Ecrit par: Stephane le 26-04-2012

Bonjour. Je comprends votre étonnement lors de la suggestion du suivi psy des proches. Il est possible que vous ressentiez le suivi psy comme une sanction ou la preuve d'une pathologie mentale, ou encore, que vous pensiez que seuls les malades ont vocation à être suivi par un psy. Dans cette conception, je comprends que vous vous étonniez de la suggestion de suivi de personnes qui n'ont pas de "problèmes". Cependant... 
 
Certaines approches ou conception de la psychologie considèrent que les psys ne traitent les maladies ou troubles mentaux, mais la souffrance, qui se trouve être un facteur essentiel (par exemple, grâce auquel on distingue un état pathologique d'un état non pathologique). 
 
La thérapie ou le suivi psy n'est pas une sanction, mais une aide : aussi, le suivi des proches d'un paranoïaque a-t-il un sens : ce n'est pas parce qu'il n y a pas de trouble mental sous-jacent qu'il n'y a pas de souffrance, or, s'il y'a effectivement souffrance, c'est là où le psy peut intervenir. 
 
A contrario, tous les troubles mentaux ne nécessitent pas forcément un suivi psy : une personne présentant un trouble mental qui ne l'empêche pas d'être autonome, qui ne le fait pas souffrir, ni ne fait souffrir qui que ce soit, ne justifie pas de prise en charge (sauf si l'on veut faire rentrer cette personne dans le moule de la normalité pour x raisons). 
 
Ce qu'il faut comprendre de la suggestion de suivi, c'est donc que la situation est la suivante : il y'a une personne paranoïaque et des proches.
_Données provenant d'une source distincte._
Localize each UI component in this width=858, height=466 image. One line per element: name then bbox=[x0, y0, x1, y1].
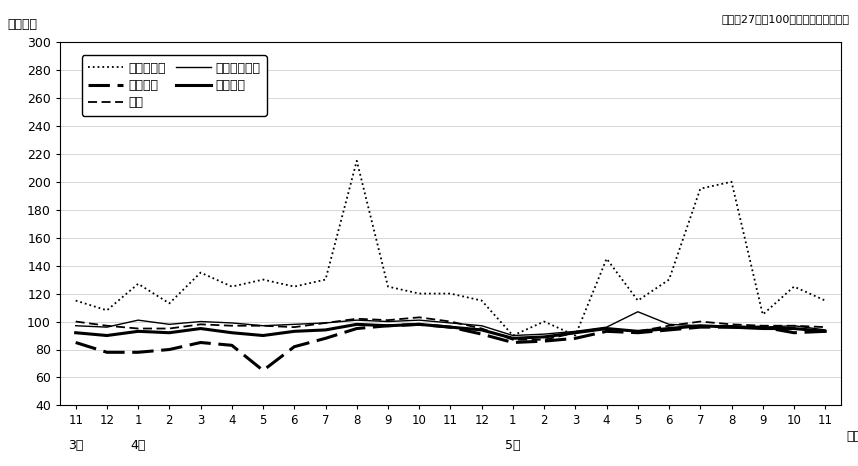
Text: （平成27年］100　季節調整済指数）: （平成27年］100 季節調整済指数） bbox=[722, 14, 849, 24]
Text: 3年: 3年 bbox=[68, 439, 83, 452]
Text: （指数）: （指数） bbox=[7, 18, 37, 31]
Text: （月）: （月） bbox=[846, 431, 858, 444]
Legend: 生産用機械, 輸送機械, 化学, 食料品・飲料, 製造工業: 生産用機械, 輸送機械, 化学, 食料品・飲料, 製造工業 bbox=[82, 55, 267, 116]
Text: 5年: 5年 bbox=[505, 439, 521, 452]
Text: 4年: 4年 bbox=[130, 439, 146, 452]
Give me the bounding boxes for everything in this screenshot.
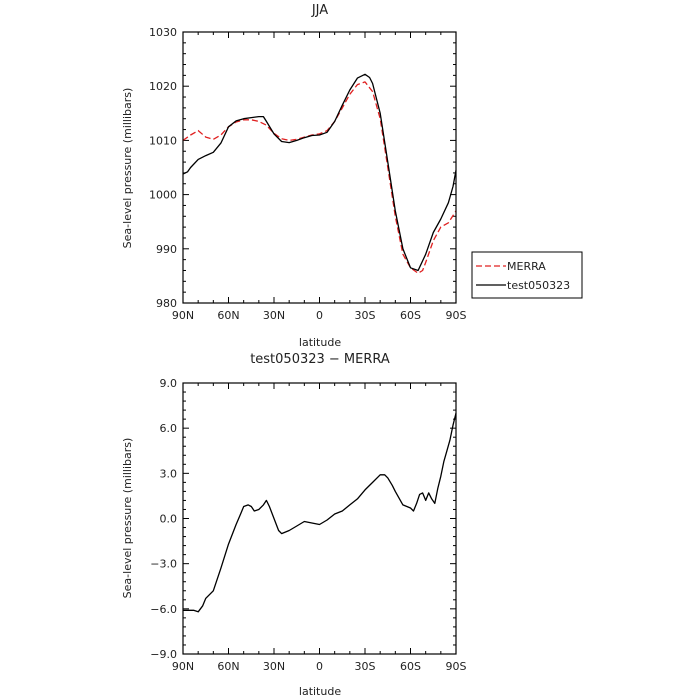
bottom-x-axis-label: latitude (299, 685, 341, 698)
bottom-x-tick-label: 90S (446, 660, 467, 673)
panel-bottom: test050323 − MERRA 90N 60N 30N 0 30S 60S 90S −9… (121, 352, 467, 698)
bottom-x-tick-label: 60S (400, 660, 421, 673)
bottom-y-tick-label: 9.0 (160, 377, 178, 390)
bottom-y-tick-label: −9.0 (150, 648, 177, 661)
top-series (182, 73, 457, 274)
bottom-series-line-0 (183, 412, 457, 613)
top-x-tick-label: 0 (316, 309, 323, 322)
bottom-series (183, 412, 457, 613)
bottom-y-axis-label: Sea-level pressure (millibars) (121, 438, 134, 599)
top-x-tick-label: 90N (172, 309, 194, 322)
top-x-tick-label: 30S (355, 309, 376, 322)
legend-box (471, 251, 583, 299)
top-x-tick-label: 60N (217, 309, 239, 322)
top-plot-frame (182, 31, 457, 304)
bottom-x-tick-label: 0 (316, 660, 323, 673)
bottom-ticks: 90N 60N 30N 0 30S 60S 90S −9.0 −6.0 −3.0 0.0 3.0 6.0… (150, 377, 466, 673)
bottom-plot-frame (182, 382, 457, 655)
top-y-axis-label: Sea-level pressure (millibars) (121, 88, 134, 249)
bottom-x-tick-label: 60N (217, 660, 239, 673)
top-series-line-0 (182, 81, 457, 274)
top-y-tick-label: 1000 (149, 189, 177, 202)
top-x-tick-label: 30N (263, 309, 285, 322)
legend: MERRA test050323 (471, 251, 583, 299)
top-y-tick-label: 1010 (149, 134, 177, 147)
legend-label-test: test050323 (507, 279, 570, 292)
bottom-x-tick-label: 30N (263, 660, 285, 673)
top-x-tick-label: 60S (400, 309, 421, 322)
top-series-line-1 (182, 73, 457, 272)
bottom-y-tick-label: −3.0 (150, 558, 177, 571)
top-y-tick-label: 990 (156, 243, 177, 256)
bottom-y-tick-label: 6.0 (160, 422, 178, 435)
top-y-tick-label: 1030 (149, 26, 177, 39)
bottom-chart-title: test050323 − MERRA (250, 352, 390, 367)
top-y-tick-label: 1020 (149, 80, 177, 93)
legend-label-merra: MERRA (507, 260, 546, 273)
bottom-y-tick-label: 3.0 (160, 467, 178, 480)
bottom-x-tick-label: 90N (172, 660, 194, 673)
top-ticks: 90N 60N 30N 0 30S 60S 90S 980 990 1000 1010 1020 103… (149, 26, 467, 322)
bottom-y-tick-label: −6.0 (150, 603, 177, 616)
top-x-tick-label: 90S (446, 309, 467, 322)
panel-top: JJA 90N 60N 30N 0 30S 60S 90S 980 990 1000 1010 102… (121, 3, 467, 349)
bottom-x-tick-label: 30S (355, 660, 376, 673)
bottom-y-tick-label: 0.0 (160, 513, 178, 526)
top-y-tick-label: 980 (156, 297, 177, 310)
top-x-axis-label: latitude (299, 336, 341, 349)
top-chart-title: JJA (311, 3, 328, 18)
Si les proches souffrent de cette situation, alors, le psy peut les aider. Votre commentaire donne par ailleurs un très bon exemple de l'utilité, voire la nécessité, pour le psy, de se soucier de la santé des proches, certains allant parfois jusqu'à choisir des options définitives pour éviter de souffrir - il est évident qu'en tel cas, le psy peut apporter un soutien appréciable. Bien sûr, le mieux, est toujours de tenter de travailler sr la source de la souffrance (le paranoïaque). Mais cet article et les différents commentaires montrent combien cela peut être difficile. A défaut, il n'est quand même pas question de laisser tomber les proches en souffrance et les laisser se débrouiller seuls! 
 
J'espère avoir expliqué correctement pourquoi l'étonnante suggestion n'est en définitive pas si étonnante!